With the exception of ipilimumab, treatment was given until radiographic progression, intolerable toxicity, investigator decision, or withdrawn consent.
The primary end point of the trial was OS, and secondary end points included disease control rate, objective response rate, and progression-free survival. All secondary end points were done via investigator assessment, and they were aware of the treatment assignment. Safety was also evaluated.
Among the randomized patients, 36% had a LDH level that was above the ULN, 5% had extrahepatic disease only, and the median time since their primary diagnosis was 2.8 years. No substantial difference between the groups was observed with regard to these variables.
The data cutoff date for the interim analysis of the trial was October 13, 2020, and the median duration of follow-up was 14.1 months.
Additional data showed that tebentafusp also significantly improved PFS vs investigator's choice of treatment in the intent-to-treat population. The 6-month PFS rates in the investigative and control arms were 31% and 19%, respectively (HR, 0.73; 95% CI, 0.58-0.94; P = .01).
Tebentafusp elicited an ORR of 9% (95% CI, 6%-13%) vs 5% (95% CI, 2%-10%) with investigator's choice of treatment. The median duration of response in the investigative arm was 9.9 months vs 9.7 months in the control arm. Moreover, the disease control rate proved to be higher with tebentafusp vs the control treatments, at 46% (95% CI, 39%-52%) vs 27% (95% CI, 20%-36%), respectively.
Findings from a landmark-based analysis revealed that tebtentafusp also improved survival over investigator's choice of treatment in those who experienced disease progression as their best response before day 100, at an estimated median OS of 15.3 months (95% CI, 12.0–not reached) vs 6.5 months (95% CI, 4.9-13.4), respectively (HR, 0.43; 95% CI, 0.27-0.68).
More patients who received tebentafusp experienced tumor regression that did not meet RECIST criteria for partial respones than those who received control treatment. In both arms, tumor regression was noted to be linked with longer OS.
The treatment-related adverse effects experienced with tebentafusp proved to be manageable and consistent with the proposed mechanism. The most common grade 3 or higher toxicities incluided rash (18%), pyrexia (4%), and pruritus (5%).

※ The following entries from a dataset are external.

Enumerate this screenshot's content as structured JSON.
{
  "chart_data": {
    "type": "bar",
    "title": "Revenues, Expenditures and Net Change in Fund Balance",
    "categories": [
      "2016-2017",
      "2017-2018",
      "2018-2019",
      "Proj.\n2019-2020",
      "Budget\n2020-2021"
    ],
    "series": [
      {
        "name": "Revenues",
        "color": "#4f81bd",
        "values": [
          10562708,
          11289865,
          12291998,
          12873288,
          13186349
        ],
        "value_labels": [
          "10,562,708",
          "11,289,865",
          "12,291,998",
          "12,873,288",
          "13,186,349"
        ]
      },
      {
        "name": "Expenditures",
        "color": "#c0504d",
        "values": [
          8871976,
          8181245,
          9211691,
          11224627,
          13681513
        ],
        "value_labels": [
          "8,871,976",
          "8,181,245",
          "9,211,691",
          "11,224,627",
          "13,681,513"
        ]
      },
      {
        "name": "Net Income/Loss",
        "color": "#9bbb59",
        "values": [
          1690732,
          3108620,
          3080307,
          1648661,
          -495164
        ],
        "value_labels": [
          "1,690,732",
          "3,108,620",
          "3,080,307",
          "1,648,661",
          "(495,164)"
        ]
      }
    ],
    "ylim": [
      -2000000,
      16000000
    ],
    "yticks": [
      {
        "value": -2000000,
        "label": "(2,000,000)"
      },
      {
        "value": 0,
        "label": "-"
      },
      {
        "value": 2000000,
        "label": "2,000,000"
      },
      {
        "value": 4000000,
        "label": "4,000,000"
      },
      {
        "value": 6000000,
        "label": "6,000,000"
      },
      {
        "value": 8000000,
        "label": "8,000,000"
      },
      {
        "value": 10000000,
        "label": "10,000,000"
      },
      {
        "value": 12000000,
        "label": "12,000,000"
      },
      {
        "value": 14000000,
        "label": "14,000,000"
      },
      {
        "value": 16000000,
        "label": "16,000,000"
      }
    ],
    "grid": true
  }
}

Among the 245 patients who received tebentafusp, grade 3 cytokine release syndrome (CRS) was experienced by less than 1% of patients and was found to be generally well managed. Notably, no grade 4 or 5 CRS effects were reported. However, a boxed warning is included for this toxicity, as it can potentially become serious or life threatening if not appropriately managed.

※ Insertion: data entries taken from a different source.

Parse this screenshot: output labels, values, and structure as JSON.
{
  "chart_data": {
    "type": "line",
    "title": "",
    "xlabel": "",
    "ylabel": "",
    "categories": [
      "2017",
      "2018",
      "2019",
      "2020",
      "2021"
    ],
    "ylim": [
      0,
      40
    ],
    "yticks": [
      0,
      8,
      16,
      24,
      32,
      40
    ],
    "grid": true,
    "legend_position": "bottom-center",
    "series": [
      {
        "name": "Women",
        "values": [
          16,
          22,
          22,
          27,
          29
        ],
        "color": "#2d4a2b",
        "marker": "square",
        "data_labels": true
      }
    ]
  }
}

“Uveal melanoma is a devastating disease that has historically resulted in death within a year of metastasis for our patients,” said John Kirkwood, MD, director of the Melanoma Center at the UPMC Hillman Cancer Center, added in the press release. “The approval of tebentafusp-tebn represents a major paradigm shift in the treatment of metastatic uveal melanoma, and for the first time offers hope to those with this aggressive form of cancer.”
Immunocore Holdings Limited stated that they are ready to commercialize the product and anticipates making the agent commercially available in the United States within weeks.

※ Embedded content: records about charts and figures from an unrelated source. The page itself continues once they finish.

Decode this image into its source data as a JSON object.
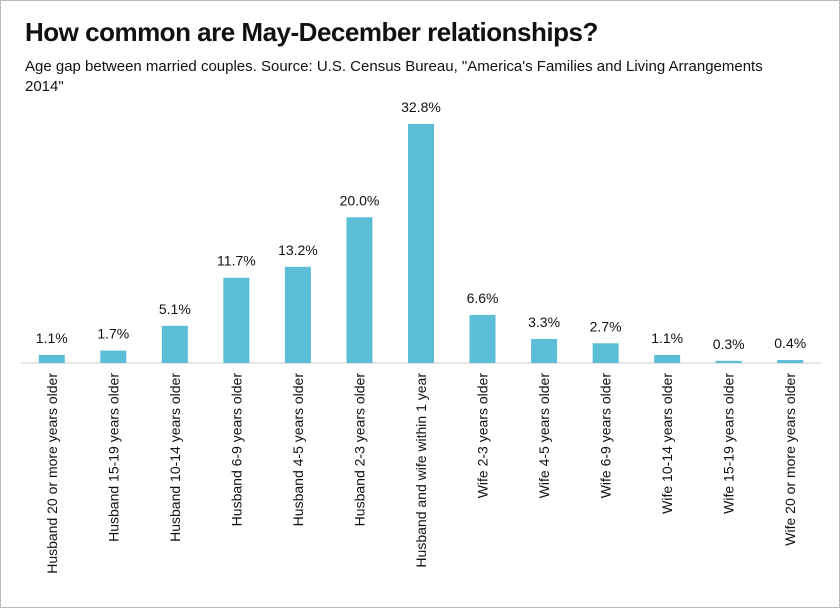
{
  "chart_data": {
    "type": "bar",
    "title": "How common are May-December relationships?",
    "subtitle": "Age gap between married couples. Source: U.S. Census Bureau, \"America's Families and Living Arrangements 2014\"",
    "categories": [
      "Husband 20 or more years older",
      "Husband 15-19 years older",
      "Husband 10-14 years older",
      "Husband 6-9 years older",
      "Husband 4-5 years older",
      "Husband 2-3 years older",
      "Husband and wife within 1 year",
      "Wife 2-3 years older",
      "Wife 4-5 years older",
      "Wife 6-9 years older",
      "Wife 10-14 years older",
      "Wife 15-19 years older",
      "Wife 20 or more years older"
    ],
    "values": [
      1.1,
      1.7,
      5.1,
      11.7,
      13.2,
      20.0,
      32.8,
      6.6,
      3.3,
      2.7,
      1.1,
      0.3,
      0.4
    ],
    "value_labels": [
      "1.1%",
      "1.7%",
      "5.1%",
      "11.7%",
      "13.2%",
      "20.0%",
      "32.8%",
      "6.6%",
      "3.3%",
      "2.7%",
      "1.1%",
      "0.3%",
      "0.4%"
    ],
    "color": "#5bbdd6"
  }
}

In February 2021, the FDA granted a breakthrough therapy designation to tebentafusp for patients with unresectable or metastatic uveal melanoma.3 In August 2021, the FDA and the European Medicines Agency accepted applications seeking the approval of the agent for use in the treatment of adult patients with HLA-A*02:01–positive metastatic uveal melanoma.4
The United Kingdom's Medicines and Healthcare Regulatory Agency, Health Canada, and the Australian Government Department of Health Therapeutic Goods Administration have also accepted the submission of the company's marketing authorization application for tebentafusp.